Alcatel-Lucent steps away from 'polarizing' debate, touts blending of Wi-Fi, LTE

There's a lot of talk about LTE-Licensed Assisted Access (LAA), or LTE-Unlicensed, but Alcatel-Lucent (NYSE: ALU) says there's no reason to wait for LTE-U. With the launch of its "Wireless Unified Networks," or WUN for short, at Mobile World Congress in Barcelona this week, the vendor is blending the upload and download capabilities of Wi-Fi and cellular technologies to offer faster download and upload speeds and extended network range.

It represents a step in the industry to stop treating Wi-Fi and cellular so differently. "At the end of the day, the end user doesn't care," said Michael Peeters, CTO of the Alcatel-Lucent Wireless Division, in an interview with FierceWirelessTech. "They all just want a great wireless experience. We see great value in breaking [down] that wall and stepping away from the polarizing debate that we've had in the past six months on LTE-U… the debate that you have on voice over Wi-Fi versus voice over LTE--we can get excited about it, but to the consumer, it's just noise."

WUN, which sounds like "one," encompasses two separate capabilities that blend data signals from Wi-Fi access points and cellular radios, such as small cells, to simultaneously leverage the upload and download capabilities of each.

Initially, the vendor is making available what it calls a unique capability that uses Wi-Fi and cellular to enhance the Wi-Fi performance. "Wi-Fi boost" combines the downlink of Wi-Fi with the uplink of cellular and it offers "Wi-Fi boost plus" as an option to combine the downlink of cellular.

Wi-Fi is a great technology for streaming video and downloading huge files but its Achilles' heel, if you will, is the uplink, Peeters said. Alcatel-Lucent will conduct a trial with the Wi-Fi boost capabilities in the second quarter of 2015, with commercial availability expected in the second half of 2015.

Another phase involves enhancing communications even more with LTE-U, or LTE-LAA, which improves the spectral efficiency. "We are strong technology advocates for LTE-U as well," Peeters said, adding that it will be showing at the booth how LTE-U can be "polite and friendly" in the presence of existing Wi-Fi networks.

To accelerate the introduction of LTE-U, Alcatel-Lucent is introducing new LTE-U-capable small cells. Peeters notes that LTE-U still has a number of adoption barriers to cross, such as finalizing the standardization process, new handsets and access points. "What we're saying is this will still take some time," he said, but there are other flexible ways to have Wi-Fi and LTE work together without having a polarization between spectrum users. "You can already use them together today, and there's a big benefit to using them together today with a Wireless Unified Network," he said.

Last fall, Peeters warned that 5G should not become a technology dumping ground, as it appeared the industry was throwing everything but the kitchen sink behind the term.

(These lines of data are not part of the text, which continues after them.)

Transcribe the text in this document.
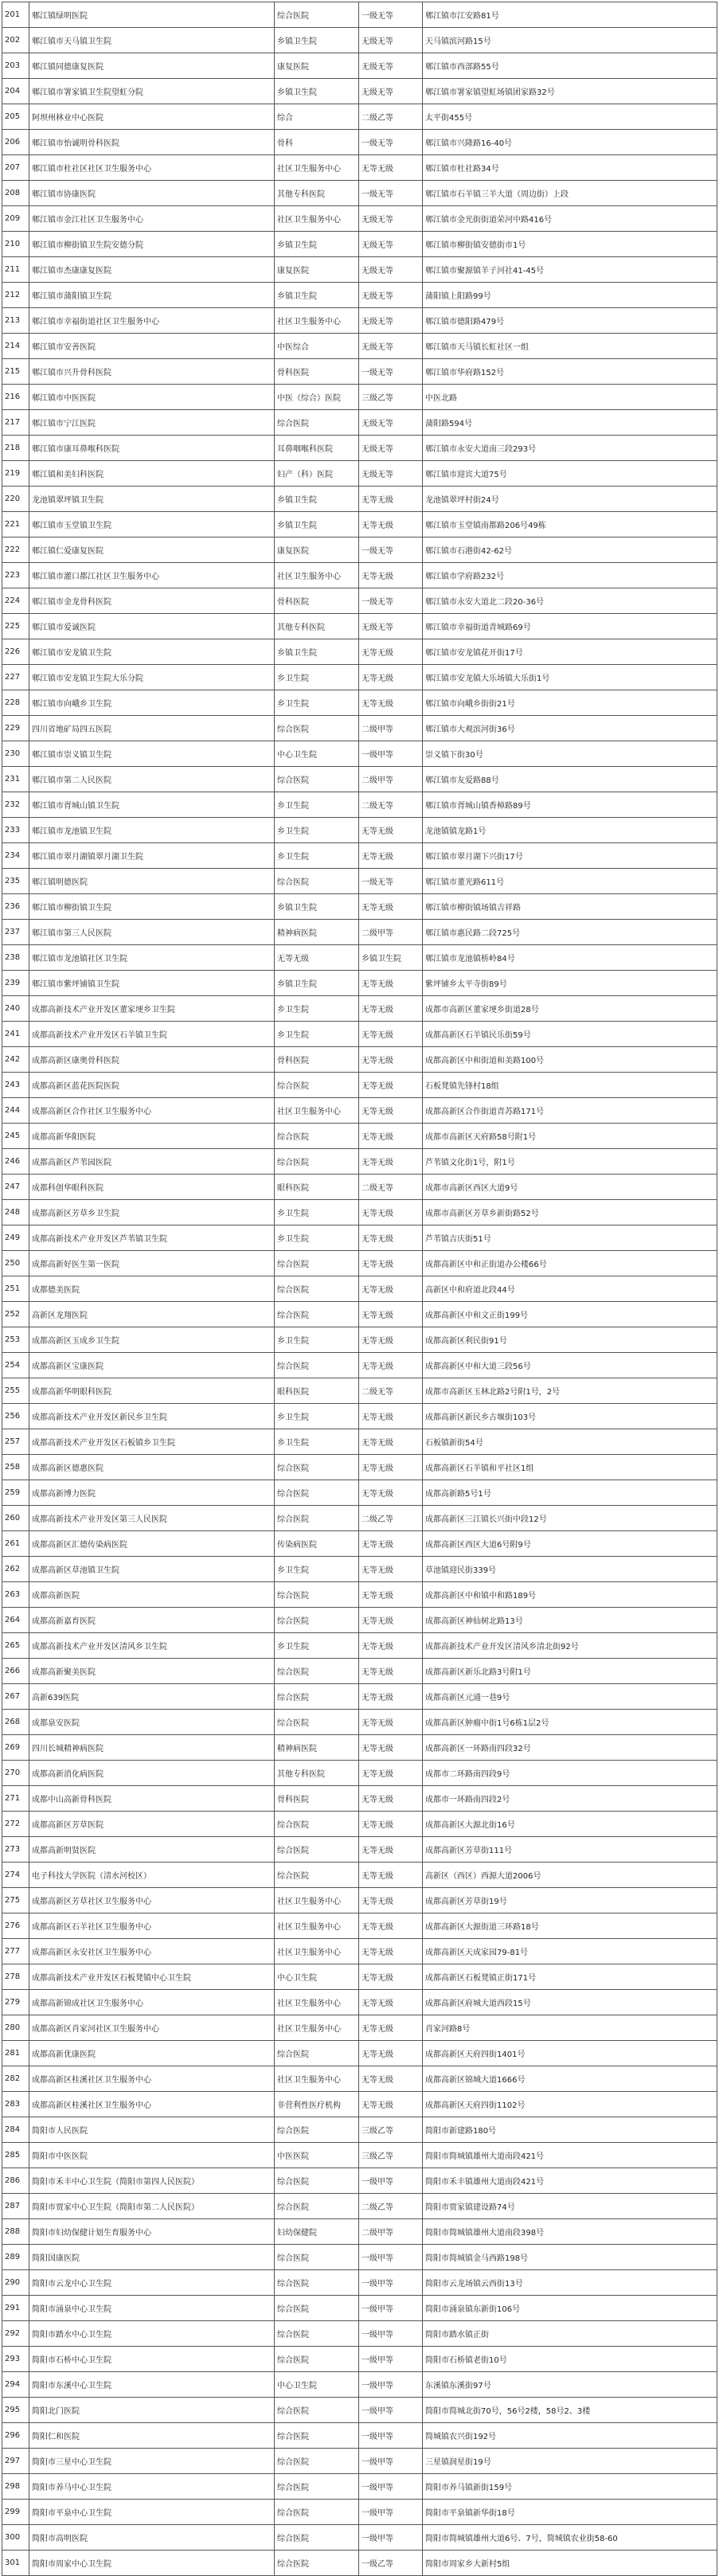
201	郫江镇绿明医院	综合医院	一级无等	郫江镇市江安路81号
202	郫江镇市天马镇卫生院	乡镇卫生院	无级无等	天马镇滨河路15号
203	郫江镇同德康复医院	康复医院	无级无等	郫江镇市西部路55号
204	郫江镇市署家镇卫生院望虹分院	乡镇卫生院	无级无等	郫江镇市署家镇望虹场镇团家路32号
205	阿坝州林业中心医院	综合	二级乙等	太平街455号
206	郫江镇市怡诚明骨科医院	骨科	一级无等	郫江镇市兴隆路16-40号
207	郫江镇市杜社区社区卫生服务中心	社区卫生服务中心	无等无级	郫江镇市杜社路34号
208	郫江镇市协康医院	其他专科医院	一级无等	郫江镇市石羊镇三羊大道（周边街）上段
209	郫江镇市金江社区卫生服务中心	社区卫生服务中心	无级无等	郫江镇市金光街街道荣河中路416号
210	郫江镇市柳街镇卫生院安德分院	乡镇卫生院	无级无等	郫江镇市柳街镇安德街市1号
211	郫江镇市杰康康复医院	康复医院	无级无等	郫江镇市聚源镇羊子河社41-45号
212	郫江镇市蒲阳镇卫生院	乡镇卫生院	无级无等	蒲阳镇上阳路99号
213	郫江镇市幸福街道社区卫生服务中心	社区卫生服务中心	无级无等	郫江镇市德阳路479号
214	郫江镇市安善医院	中医综合	无级无等	郫江镇市天马镇长虹社区一组
215	郫江镇市兴升骨科医院	骨科医院	一级无等	郫江镇市华府路152号
216	郫江镇市中医医院	中医（综合）医院	三级乙等	中医北路
217	郫江镇市宁江医院	综合医院	无级无等	蒲阳路594号
218	郫江镇市康耳鼻喉科医院	耳鼻咽喉科医院	无级无等	郫江镇市永安大道南三段293号
219	郫江镇和美妇科医院	妇产（科）医院	无级无等	郫江镇市迎宾大道75号
220	龙池镇翠坪镇卫生院	乡镇卫生院	无等无级	龙池镇翠坪村街24号
221	郫江镇市玉堂镇卫生院	乡镇卫生院	无等无级	郫江镇市玉堂镇南都路206号49栋
222	郫江镇仁爱康复医院	康复医院	一级无等	郫江镇市石港街42-62号
223	郫江镇市灌口都江社区卫生服务中心	社区卫生服务中心	无等无级	郫江镇市学府路232号
224	郫江镇市金龙骨科医院	骨科医院	一级无等	郫江镇市永安大道北二段20-36号
225	郫江镇市爱诚医院	其他专科医院	无级无等	郫江镇市幸福街道青城路69号
226	郫江镇市安龙镇卫生院	乡镇卫生院	无等无级	郫江镇市安龙镇花开街17号
227	郫江镇市安龙镇卫生院大乐分院	乡卫生院	无等无级	郫江镇市安龙镇大乐场镇大乐街1号
228	郫江镇市向峨乡卫生院	乡卫生院	无等无级	郫江镇市向峨乡街街21号
229	四川省地矿局四五医院	综合医院	二级甲等	郫江镇市大观滨河街36号
230	郫江镇市崇义镇卫生院	中心卫生院	一级甲等	崇义镇下街30号
231	郫江镇市第二人民医院	综合医院	二级甲等	郫江镇市友爱路88号
232	郫江镇市胥城山镇卫生院	乡卫生院	二级无等	郫江镇市胥城山镇香樟路89号
233	郫江镇市龙池镇卫生院	乡卫生院	无等无级	龙池镇镇龙路1号
234	郫江镇市翠月湖镇翠月湖卫生院	乡卫生院	无等无级	郫江镇市翠月湖下兴街17号
235	郫江镇明德医院	综合医院	一级无等	郫江镇市董光路611号
236	郫江镇市柳街镇卫生院	乡镇卫生院	无等无级	郫江镇市柳街镇场镇吉祥路
237	郫江镇市第三人民医院	精神病医院	二级甲等	郫江镇市惠民路二段725号
238	郫江镇市龙池镇社区卫生院	无等无级	乡镇卫生院	郫江镇市龙池镇桥岭84号
239	郫江镇市紫坪铺镇卫生院	乡镇卫生院	无等无级	紫坪铺乡太平寺街89号
240	成都高新技术产业开发区董家埂乡卫生院	乡卫生院	无等无级	成都市高新区董家埂乡街道28号
241	成都高新技术产业开发区石羊镇卫生院	乡卫生院	无等无级	成都高新区石羊镇民乐街59号
242	成都高新区康奥骨科医院	骨科医院	无等无级	成都高新区中和街道和美路100号
243	成都高新区蓝花医院医院	综合医院	无等无级	石板凳镇先锋村18组
244	成都高新区合作社区卫生服务中心	社区卫生服务中心	无等无级	成都高新区合作街道青苏路171号
245	成都高新华阳医院	综合医院	无等无级	成都市高新区天府路58号附1号
246	成都高新区芦苇园医院	综合医院	无等无级	芦苇镇文化街1号，附1号
247	成都科创华眼科医院	眼科医院	二级无等	成都市高新区西区大道9号
248	成都高新区芳草乡卫生院	乡卫生院	无等无级	成都市高新区芳草乡新街路52号
249	成都高新技术产业开发区芦苇镇卫生院	乡卫生院	无等无级	芦苇镇吉庆街51号
250	成都高新好医生第一医院	综合医院	无等无级	成都高新区中和正街道办公楼66号
251	成都德美医院	综合医院	无等无级	高新区中和府道北段44号
252	高新区龙翔医院	综合医院	无等无级	成都高新区中和文正街199号
253	成都高新区玉成乡卫生院	乡卫生院	无等无级	成都高新区利民街91号
254	成都高新区宝康医院	综合医院	无等无级	成都高新区中和大道三段56号
255	成都高新华明眼科医院	眼科医院	二级无等	成都市高新区玉林北路2号附1号，2号
256	成都高新技术产业开发区新民乡卫生院	乡卫生院	无等无级	成都高新区新民乡古堰街103号
257	成都高新技术产业开发区石板镇乡卫生院	乡卫生院	无等无级	石板镇新街54号
258	成都高新区德惠医院	综合医院	无等无级	成都高新区石羊镇和平社区1组
259	成都高新博力医院	综合医院	无等无级	成都高新路5号1号
260	成都高新技术产业开发区第三人民医院	综合医院	二级乙等	成都高新区三江镇长兴街中段12号
261	成都高新区汇德传染病医院	传染病医院	无等无级	成都高新区西区大道6号附9号
262	成都高新区草池镇卫生院	乡卫生院	无等无级	草池镇迎民街339号
263	成都高新医院	综合医院	无等无级	成都高新区中和镇中和路189号
264	成都高新嘉育医院	综合医院	无等无级	成都高新区神仙树北路13号
265	成都高新技术产业开发区清风乡卫生院	乡卫生院	无等无级	成都高新技术产业开发区清风乡清北街92号
266	成都高新聚美医院	综合医院	无等无级	成都高新区新乐北路3号附1号
267	高新639医院	综合医院	无等无级	成都高新区元通一巷9号
268	成都泉安医院	综合医院	无等无级	成都高新区肿瘤中街1号6栋1层2号
269	四川长城精神病医院	精神病医院	无等无级	成都高新区一环路南四段32号
270	成都高新消化病医院	其他专科医院	无等无级	成都市二环路南四段9号
271	成都中山高新骨科医院	骨科医院	无等无级	成都市一环路南四段2号
272	成都高新区芳草医院	综合医院	无等无级	成都高新区大源北街16号
273	成都高新明贤医院	综合医院	无等无级	成都高新区芳草街111号
274	电子科技大学医院（清水河校区）	综合医院	无等无级	高新区（西区）西源大道2006号
275	成都高新区芳草社区卫生服务中心	社区卫生服务中心	无等无级	成都高新区芳草街19号
276	成都高新区石羊社区卫生服务中心	社区卫生服务中心	无等无级	成都高新区大源街道三环路18号
277	成都高新区永安社区卫生服务中心	社区卫生服务中心	无等无级	成都高新区天成家园79-81号
278	成都高新技术产业开发区石板凳镇中心卫生院	中心卫生院	无等无级	成都高新区石板凳镇正街171号
279	成都高新锦成社区卫生服务中心	社区卫生服务中心	无等无级	成都高新区府城大道西段15号
280	成都高新区肖家河社区卫生服务中心	社区卫生服务中心	无等无级	肖家河路8号
281	成都高新优康医院	综合医院	无等无级	成都高新区天府四街1401号
282	成都高新区桂溪社区卫生服务中心	社区卫生服务中心	无等无级	成都高新区锦城大道1666号
283	成都高新区桂溪社区卫生服务中心	非营利性医疗机构	无等无级	成都高新区天府四街1102号
284	简阳市人民医院	综合医院	三级乙等	简阳市新建路180号
285	简阳市中医医院	中医医院	三级乙等	简阳市简城镇雄州大道南段421号
286	简阳市禾丰中心卫生院（简阳市第四人民医院）	综合医院	一级甲等	简阳市禾丰镇雄州大道南段421号
287	简阳市贾家中心卫生院（简阳市第二人民医院）	综合医院	二级乙等	简阳市贾家镇建设路74号
288	简阳市妇幼保健计划生育服务中心	妇幼保健院	二级甲等	简阳市简城镇雄州大道南段398号
289	简阳国康医院	综合医院	一级甲等	简阳市简城镇金马西路198号
290	简阳市云龙中心卫生院	综合医院	一级甲等	简阳市云龙场镇云西街13号
291	简阳市涌泉中心卫生院	综合医院	一级甲等	简阳市涌泉镇东新街106号
292	简阳市踏水中心卫生院	综合医院	一级甲等	简阳市踏水镇正街
293	简阳市石桥中心卫生院	综合医院	一级甲等	简阳市石桥镇老街10号
294	简阳市东溪中心卫生院	中心卫生院	一级甲等	东溪镇东溪街97号
295	简阳北门医院	综合医院	一级甲等	简阳市简城北街70号，56号2楼，58号2、3楼
296	简阳仁和医院	综合医院	一级甲等	简城镇农兴街192号
297	简阳市三星中心卫生院	综合医院	一级甲等	三星镇润星街19号
298	简阳市养马中心卫生院	综合医院	一级甲等	简阳市养马镇新街159号
299	简阳市平泉中心卫生院	综合医院	一级甲等	简阳市平泉镇新华街18号
300	简阳市高明医院	综合医院	一级甲等	简阳市简城镇雄州大道6号、7号，简城镇农业街58-60
301	简阳市周家中心卫生院	综合医院	一级乙等	简阳市周家乡大新村5组
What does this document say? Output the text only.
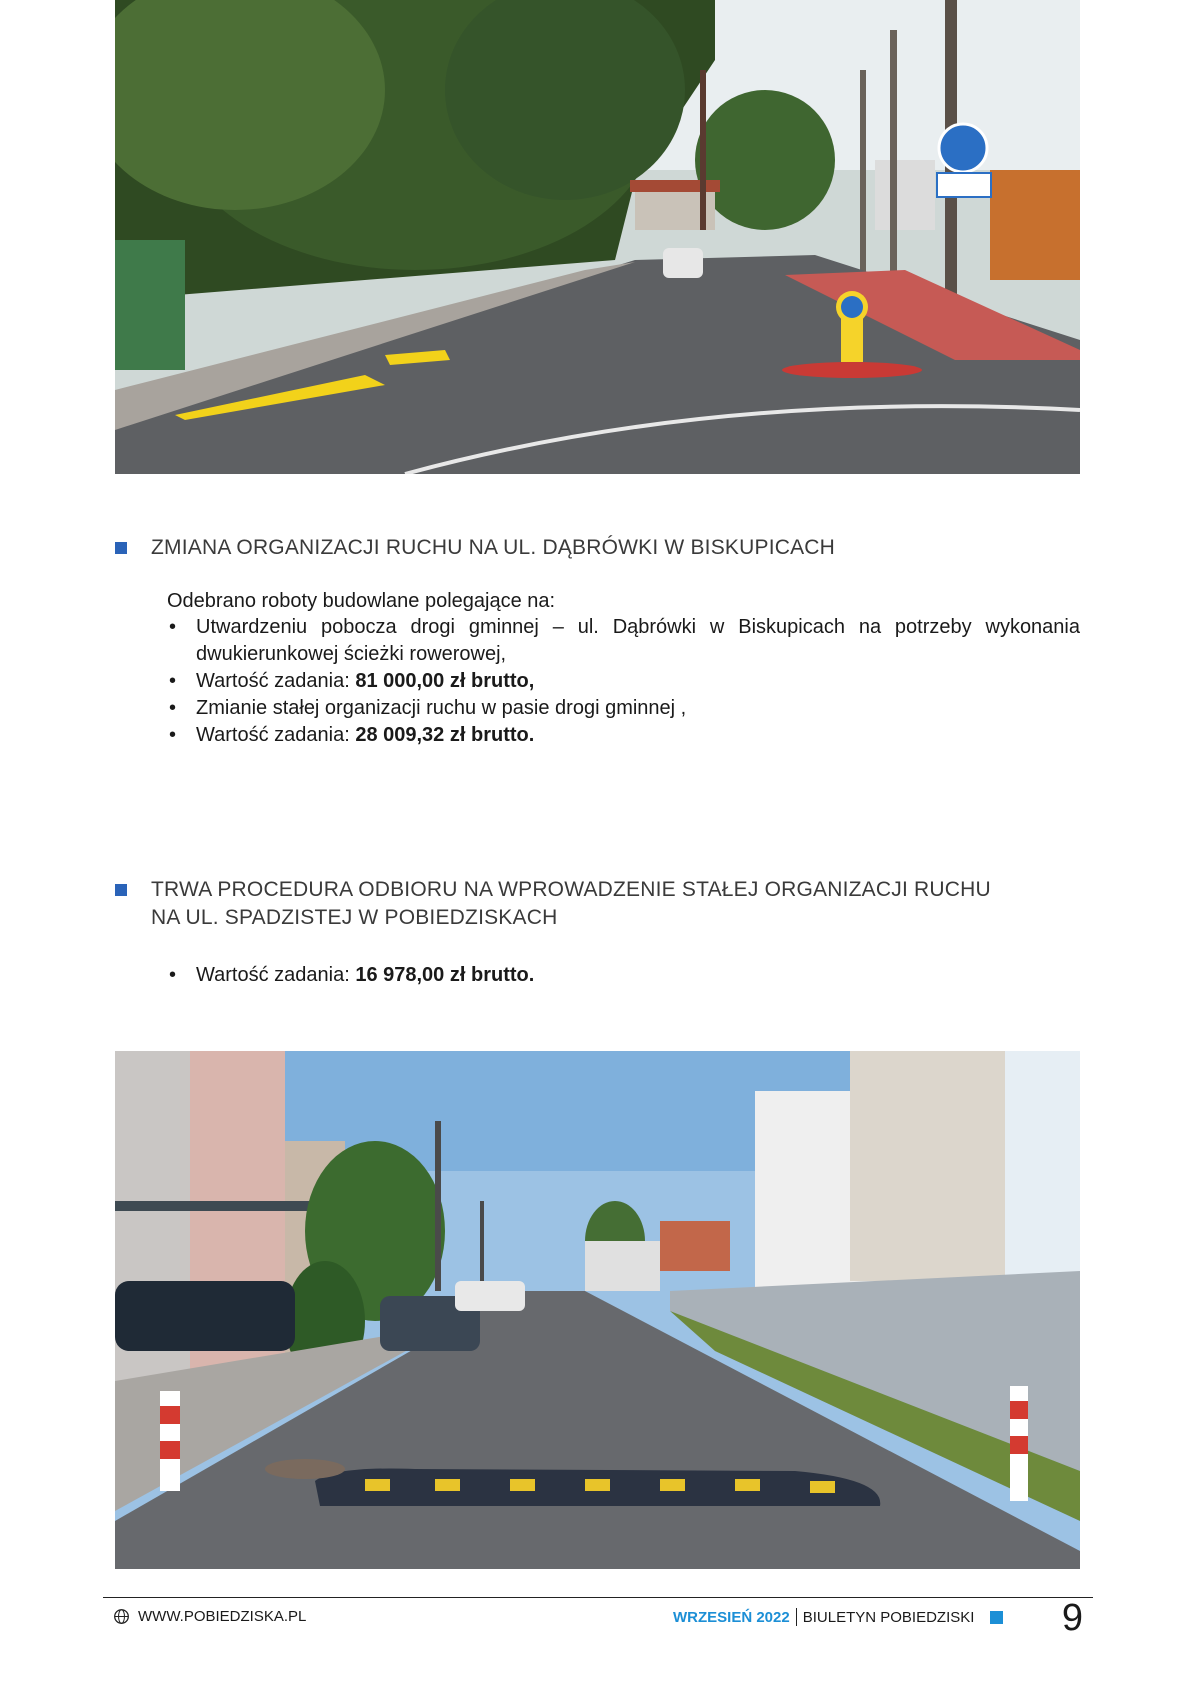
ZMIANA ORGANIZACJI RUCHU NA UL. DĄBRÓWKI W BISKUPICACH
Odebrano roboty budowlane polegające na:
• Utwardzeniu pobocza drogi gminnej – ul. Dąbrówki w Biskupicach na potrzeby wykonania dwukierunkowej ścieżki rowerowej,
• Wartość zadania: 81 000,00 zł brutto,
• Zmianie stałej organizacji ruchu w pasie drogi gminnej ,
• Wartość zadania: 28 009,32 zł brutto.
TRWA PROCEDURA ODBIORU NA WPROWADZENIE STAŁEJ ORGANIZACJI RUCHU
NA UL. SPADZISTEJ W POBIEDZISKACH
• Wartość zadania: 16 978,00 zł brutto.
WWW.POBIEDZISKA.PL	WRZESIEŃ 2022 BIULETYN POBIEDZISKI 9
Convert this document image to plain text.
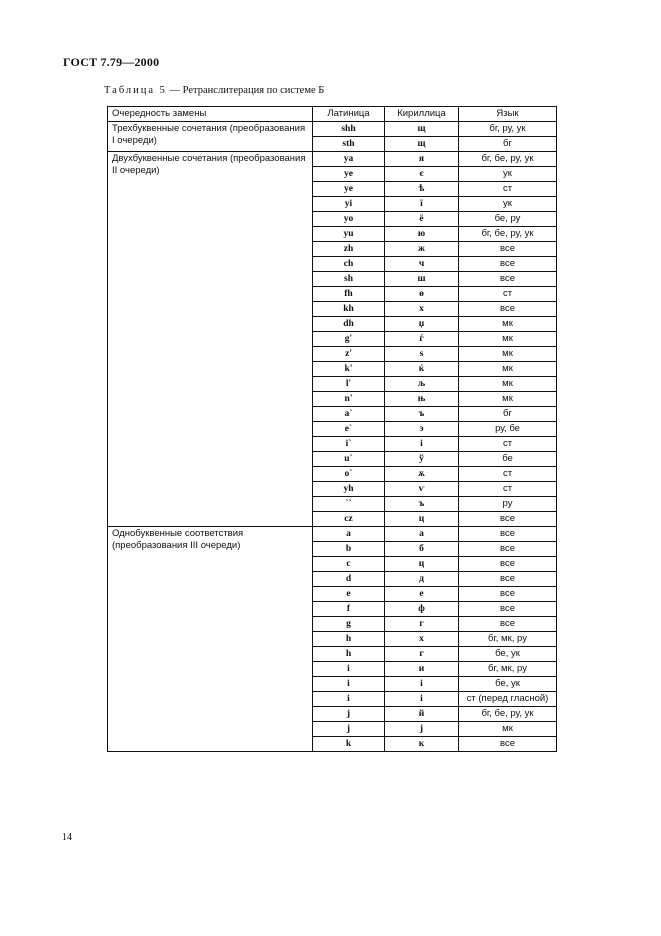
ГОСТ 7.79—2000
Таблица 5 — Ретранслитерация по системе Б
Очередность замены	Латиница	Кириллица	Язык
Трехбуквенные сочетания (преобразования I очереди)	shh	щ	бг, ру, ук
	sth	щ	бг
Двухбуквенные сочетания (преобразования II очереди)	ya	я	бг, бе, ру, ук
	ye	є	ук
	ye	ѣ	ст
	yi	ї	ук
	yo	ё	бе, ру
	yu	ю	бг, бе, ру, ук
	zh	ж	все
	ch	ч	все
	sh	ш	все
	fh	ѳ	ст
	kh	х	все
	dh	џ	мк
	g'	ѓ	мк
	z'	ѕ	мк
	k'	ќ	мк
	l'	љ	мк
	n'	њ	мк
	a`	ъ	бг
	e`	э	ру, бе
	i`	і	ст
	u`	ў	бе
	o`	ѫ	ст
	yh	ѵ	ст
	``	ъ	ру
	cz	ц	все
Однобуквенные соответствия (преобразования III очереди)	a	а	все
	b	б	все
	c	ц	все
	d	д	все
	e	е	все
	f	ф	все
	g	г	все
	h	х	бг, мк, ру
	h	г	бе, ук
	i	и	бг, мк, ру
	i	і	бе, ук
	i	і	ст (перед гласной)
	j	й	бг, бе, ру, ук
	j	ј	мк
	k	к	все
14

Has anything changed? "There's a lot of cool technology out there," he said. But he's seen more and more people calling things 5G when they are already standardized or ongoing in Release 13. "I'm not sure if things are actually getting better in the ecosystem as a whole. The marketing train has left the station," he told FierceWirelessTech.

"I'm going to continue to be as realistic, as concrete as possible," he added, noting that the research arm of Alcatel-Lucent, Bell Labs, will be showing a number of items related to 5G during MWC, but it isn't launching anything at MWC that it is calling 5G. "We think it's critical on the road to 5G, but it's not 5G because [they] are available today and in trial today."

In other MWC news, Alcatel-Lucent is demonstrating how operators can use its network functions virtualization (NFV)-based virtualized radio access network (vRAN) solution to meet customer and environmental demands. Alcatel-Lucent's vRAN was installed at MWC in support of the demonstrations at its booth, as well as at the stands of technology partners Intel and Telefonica.  

Alcatel-Lucent's vRAN will be available for customer trials this year and for commercial operation in 2016.

Alcatel-Lucent also announced that it will provide Canada's Telus with its Enterprise Small Cell device, one of the first deployments of Alcatel-Lucent small cells resulting from its partnership with Qualcomm Technologies.

Designed to extend LTE, 3G and Wi-Fi connectivity and coverage into offices and other buildings, the "first-of-its-kind" Enterprise Small Cell device launched in September 2014 and features a chipset from Qualcomm Technologies.

Telus will use the Enterprise Small Cell to improve connectivity inside offices and other densely populated buildings.